Now assuming you have your large group of people, how do you get them logging in to your fleets? The answer is you make it fun - you find people for them to fight, you win those fights, you spin propaganda, and you generally do things that'll keep your alliance having a good time so that when they sit down to their PC in the evening they think 'I really want to play some Eve'. If you're not doing anything fun, your members will stop logging in or will go join someone who is.
@anonymous
Take a look through Jita, even without undocking and spending the hours on multiple alts hauling half way round the galaxy that Gevlon did, there is easy 10% to be made on fast moving items.
You can buy items in Jita, take 1 jump to the neighbouring region and put them up there for 30% or so over Jita price.
The fully maxxed traders rarely use their 305 orders, or undock. Most of the ones I know in the big money category (the ones who drop 70B+ into a mineral for lols to play about with the price) use less than 10 orders, and look at the market once a day unless they are manipulating.
Your RL example for finding the margins is that if I set up a shop in a capital, but buy my goods from out in the sticks, or some country that is less economically developed, then I can undercut the prices by a larger % and make a nice profit.

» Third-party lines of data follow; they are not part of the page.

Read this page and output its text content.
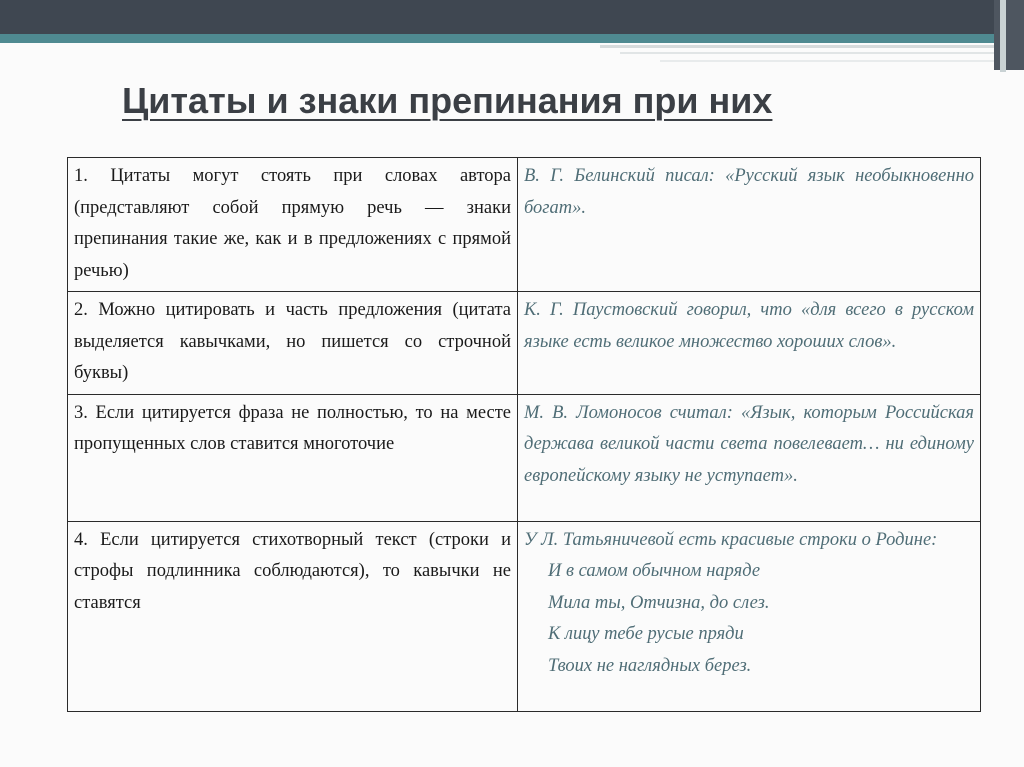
Цитаты и знаки препинания при них
1. Цитаты могут стоять при словах автора (представляют собой прямую речь — знаки препинания такие же, как и в предложениях с прямой речью)	В. Г. Белинский писал: «Русский язык необыкновенно богат».
2. Можно цитировать и часть предложения (цитата выделяется кавычками, но пишется со строчной буквы)	К. Г. Паустовский говорил, что «для всего в русском языке есть великое множество хороших слов».
3. Если цитируется фраза не полностью, то на месте пропущенных слов ставится многоточие	М. В. Ломоносов считал: «Язык, которым Российская держава великой части света повелевает… ни единому европейскому языку не уступает».
4. Если цитируется стихотворный текст (строки и строфы подлинника соблюдаются), то кавычки не ставятся	У Л. Татьяничевой есть красивые строки о Родине:
И в самом обычном наряде
Мила ты, Отчизна, до слез.
К лицу тебе русые пряди
Твоих не наглядных берез.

If for example you go from Dod, and fly 6 jumps, this takes you through 3 unpopulated regions. You can do 1 of 2 things, you can buy in dod at bulk prices, ship out for 200%, or, buy out in the sticks from people dumping mission loot etc at rock bottom prices, and hop back to dod for fast turnover
Even within the same region, you can sell way over hub price if you go to the manufacturing hubs, so you can fill your ship with mins etc at hub price, go out 4 jumps, sell at 50% over hub price. Neither of these 2 examples require babysitting orders, you just put them up, and let them sell.
Just to clariffy.
RvB does not 'teach' as such. It throws people in the deepend, and fosters an environement where shipsplosions (yours and others) is a beautiful thing.